In Syria, severe droughts from 2006 to 2011 led to total crop failure and massive livestock mortality. By 2009 farmers and herders were heading for the city. The dysfunctional regime did little to quell the social and economic pressures resulting from these extraordinary climate stresses. Food insecurity was clearly a primary trigger for the instability that followed. Protests were often about access to food, the ensuing violence worsened food insecurity: a vicious cycle.

Weak rainfall has continued to suppress cereal production in important agricultural regions. Instability has disrupted famers’ access to fertilizer and seeds, magnifying the problem.  From Lybbert & Morgan’s “Case Study: Syria” in Barrett (2010)

 Map: World Food Programme July 2009. The village is north of Hasakah (red/green zone) 

Conflicts jeopardise food supply

Refugees are even more likely to suffer from food insecurity, malnutrition and diseases. Ongoing violence, the huge number of internally displaced persons and increasing numbers of refugees from Syria have exacerbated the situation in Iraq too. Families from A Village in Syria can illustrate difficulties with food in Iraq. When they were in Iraq for 5 months in 2014, they told us “We have a house but no food” In 2014 Syria was classed as Moderate with a Hunger level of 5.0 to 9.9 Iraq as Serious 10.00 to 19.9

If a child is wasted this may be related to acute inadequate food intake or infectious diseases. If a child is stunted and wasted, this may be due to severe food insecurity or health problems over a longer period. Malnutrition is a factor in infections, such as leshmaniasis . Seventy five of the children in the camp developed leshmaniasis in 2014; a disease similar to leprosy, the vectors are sand flies. Treatment is very difficult and expensive. The scars can be scars for life. Better to buy soap for them, which we did in 2014. We are urging them to buy more soap now.      
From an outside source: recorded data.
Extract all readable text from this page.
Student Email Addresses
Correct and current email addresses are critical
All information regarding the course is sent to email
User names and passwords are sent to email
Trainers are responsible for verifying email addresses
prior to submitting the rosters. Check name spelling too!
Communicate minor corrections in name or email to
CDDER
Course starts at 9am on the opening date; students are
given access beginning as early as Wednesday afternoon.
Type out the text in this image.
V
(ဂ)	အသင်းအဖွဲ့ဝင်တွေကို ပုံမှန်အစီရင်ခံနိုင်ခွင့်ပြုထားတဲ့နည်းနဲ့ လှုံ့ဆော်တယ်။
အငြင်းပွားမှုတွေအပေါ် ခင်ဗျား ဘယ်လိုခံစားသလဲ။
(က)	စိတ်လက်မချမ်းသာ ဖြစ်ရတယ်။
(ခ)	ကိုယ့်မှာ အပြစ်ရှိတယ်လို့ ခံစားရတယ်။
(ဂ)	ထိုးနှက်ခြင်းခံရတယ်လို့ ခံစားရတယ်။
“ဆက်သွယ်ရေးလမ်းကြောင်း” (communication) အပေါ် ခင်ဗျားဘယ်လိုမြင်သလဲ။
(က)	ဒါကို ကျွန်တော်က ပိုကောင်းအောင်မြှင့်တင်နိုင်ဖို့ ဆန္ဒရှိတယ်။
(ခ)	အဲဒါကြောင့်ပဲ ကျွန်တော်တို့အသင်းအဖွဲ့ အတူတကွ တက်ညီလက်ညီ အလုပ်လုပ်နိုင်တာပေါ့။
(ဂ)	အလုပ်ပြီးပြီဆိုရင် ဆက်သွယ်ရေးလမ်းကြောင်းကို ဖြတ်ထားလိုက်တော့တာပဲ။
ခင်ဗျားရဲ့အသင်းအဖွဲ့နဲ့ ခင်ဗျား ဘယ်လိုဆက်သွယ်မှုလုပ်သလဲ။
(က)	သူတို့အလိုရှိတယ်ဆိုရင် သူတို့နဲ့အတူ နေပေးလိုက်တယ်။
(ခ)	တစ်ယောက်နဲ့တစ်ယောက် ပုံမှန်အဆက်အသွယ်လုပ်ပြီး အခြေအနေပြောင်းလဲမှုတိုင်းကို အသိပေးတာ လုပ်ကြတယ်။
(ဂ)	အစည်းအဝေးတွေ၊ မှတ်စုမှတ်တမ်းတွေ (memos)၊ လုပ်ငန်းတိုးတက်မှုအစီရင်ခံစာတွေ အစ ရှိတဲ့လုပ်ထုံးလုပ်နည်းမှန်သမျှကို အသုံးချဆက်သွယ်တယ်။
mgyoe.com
When the village had three engineers (who are now in Turkey, looking for work) we began to look at the feasibility for aquaponics. People in the area love to eat fish, the technology of aquaponics seems possible. We checked with the village, building a dam to create a fish pond is not feasible.  Any surplus fish could be sold although Importing and maintaining the equipment would be a challenge. We are looking at this again, not least because it would involve the men and create livelihoods them.

Learn More


The Lush Polytunnel

Gardens offer great potential for improving household food and nutrition security on small, intensively used plots of land. Products are primarily intended for family consumption. The pathways for improving nutrition through home gardens include:

  1. Direct access to a diversity of nutritionally-rich foods
  2. Increased purchasing power from savings and income generated from the sale of garden products
  3. Secured food provision during lean seasonal periods (FAO, 2010a).
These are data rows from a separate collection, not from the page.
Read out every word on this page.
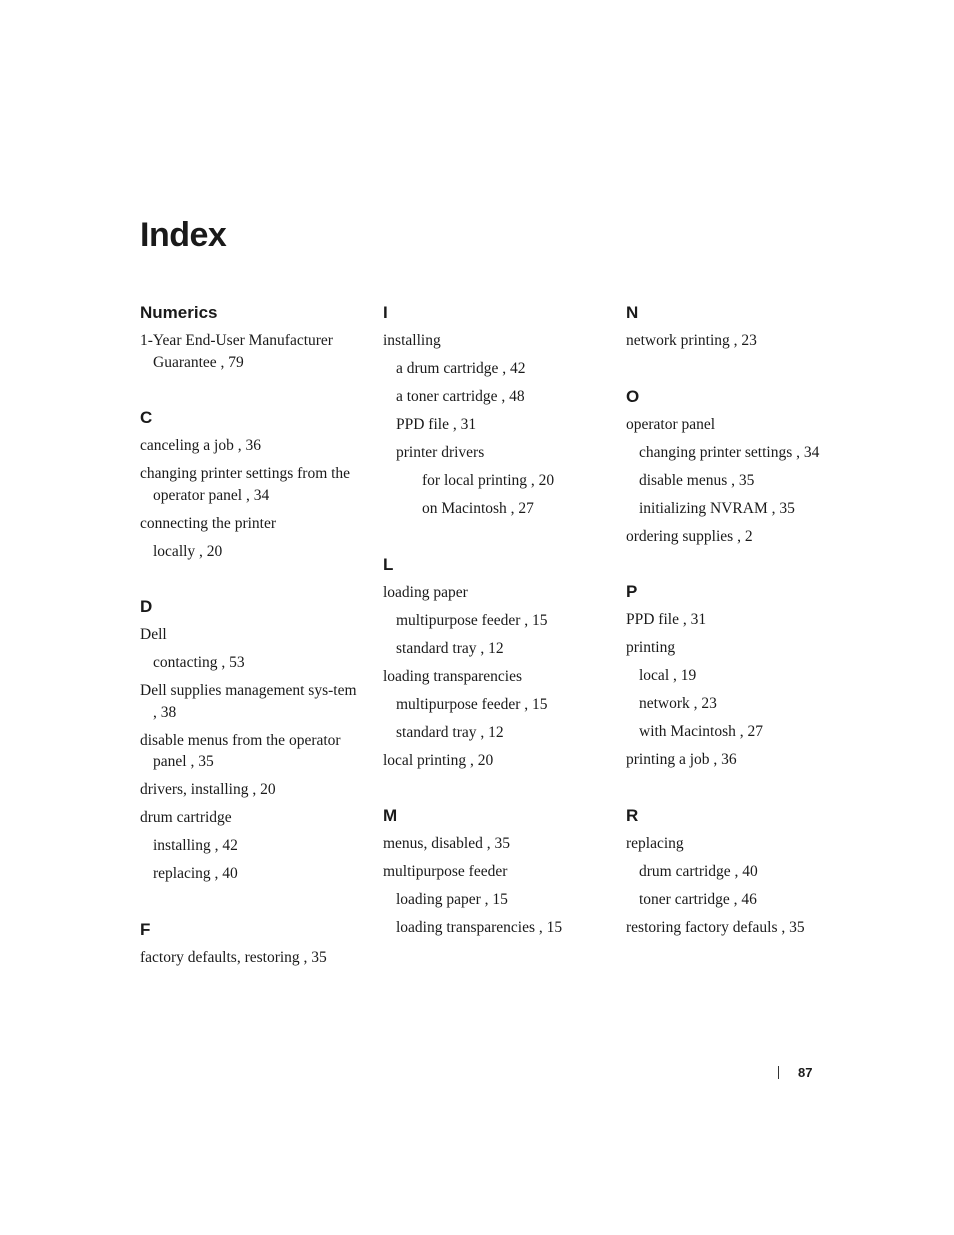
Index
Numerics
1-Year End-User Manufacturer Guarantee , 79
C
canceling a job , 36
changing printer settings from the operator panel , 34
connecting the printer
locally , 20
D
Dell
contacting , 53
Dell supplies management sys-tem , 38
disable menus from the operator panel , 35
drivers, installing , 20
drum cartridge
installing , 42
replacing , 40
F
factory defaults, restoring , 35
I
installing
a drum cartridge , 42
a toner cartridge , 48
PPD file , 31
printer drivers
for local printing , 20
on Macintosh , 27
L
loading paper
multipurpose feeder , 15
standard tray , 12
loading transparencies
multipurpose feeder , 15
standard tray , 12
local printing , 20
M
menus, disabled , 35
multipurpose feeder
loading paper , 15
loading transparencies , 15
N
network printing , 23
O
operator panel
changing printer settings , 34
disable menus , 35
initializing NVRAM , 35
ordering supplies , 2
P
PPD file , 31
printing
local , 19
network , 23
with Macintosh , 27
printing a job , 36
R
replacing
drum cartridge , 40
toner cartridge , 46
restoring factory defauls , 35
87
Any surplus is shared with other villages, not sold.

Learn More

Before the conflict started, the government maintained Scientific Research Stations, corralled in guarded complexes. If they did any work on disease-resistant or drought-resistance strains of wheat, their findings were not shared:  another government plan with no positive outcome for local farmers.
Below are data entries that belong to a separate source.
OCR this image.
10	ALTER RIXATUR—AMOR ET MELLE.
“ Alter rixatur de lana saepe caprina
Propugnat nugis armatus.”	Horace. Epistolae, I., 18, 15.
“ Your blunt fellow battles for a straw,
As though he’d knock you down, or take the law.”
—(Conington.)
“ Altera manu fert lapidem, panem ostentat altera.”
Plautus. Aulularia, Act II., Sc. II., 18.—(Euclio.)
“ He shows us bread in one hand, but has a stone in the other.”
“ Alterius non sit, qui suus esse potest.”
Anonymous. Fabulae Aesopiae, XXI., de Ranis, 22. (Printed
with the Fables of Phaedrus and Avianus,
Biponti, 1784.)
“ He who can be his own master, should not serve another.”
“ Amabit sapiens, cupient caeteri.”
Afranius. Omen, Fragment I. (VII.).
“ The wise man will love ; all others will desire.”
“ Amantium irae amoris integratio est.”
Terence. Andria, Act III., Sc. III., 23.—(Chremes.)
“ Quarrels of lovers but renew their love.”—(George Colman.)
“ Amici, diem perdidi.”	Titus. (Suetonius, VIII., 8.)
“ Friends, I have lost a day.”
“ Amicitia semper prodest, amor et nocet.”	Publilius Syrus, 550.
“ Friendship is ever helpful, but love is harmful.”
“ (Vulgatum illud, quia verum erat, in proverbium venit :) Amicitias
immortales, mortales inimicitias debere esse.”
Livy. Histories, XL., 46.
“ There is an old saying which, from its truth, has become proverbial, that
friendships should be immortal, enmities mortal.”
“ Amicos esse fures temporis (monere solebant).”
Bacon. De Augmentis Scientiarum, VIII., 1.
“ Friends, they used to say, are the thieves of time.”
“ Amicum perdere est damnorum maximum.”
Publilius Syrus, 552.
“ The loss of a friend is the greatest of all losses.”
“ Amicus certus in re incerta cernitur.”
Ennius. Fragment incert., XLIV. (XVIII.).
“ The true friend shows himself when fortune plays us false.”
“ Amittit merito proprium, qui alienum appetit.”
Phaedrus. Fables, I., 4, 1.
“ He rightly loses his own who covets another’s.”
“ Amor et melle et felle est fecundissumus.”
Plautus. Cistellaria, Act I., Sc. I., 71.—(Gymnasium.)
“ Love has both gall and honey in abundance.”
Ten years ago the village was self-sufficient in wheat and grew a variety of vegetables, both for the table and for crop rotation. The land was owned and worked by a several farmers, helping each other out with ploughing and harvesting. Wheat was taken to mills to be ground into flour, and stored in grain silos.

Grain silos are now casualties of the civil war: some have been converted or ‘canibalized’ for use as improvised oil refineries (Chatham House Report “Picking up the Pieces” 2015 by David Butter).  The village no longer takes grain for milling. It’s too dangerous to transport the grain. Grain is now milled in the village, by hand, “Artisan bread” in the UK, food for survival in the village.  

On-going difficulties with wheat production include the difficulty and cost of buying seed wheat; the difficulty and cost of buying fertilizers and the expense and difficulty of buying diesel for tractors. The village has a carefully maintained old combine harvester. Labour is not a problem, even with fewer men in the village, only seven at present. The men help each other and share the harvest. As noted elsewhere, there is a scarcity of water. In the drought years 2006-2011 (see World Food Programme Map above) the village suffered badly. However, the land is privately owned and there are no outstanding loans.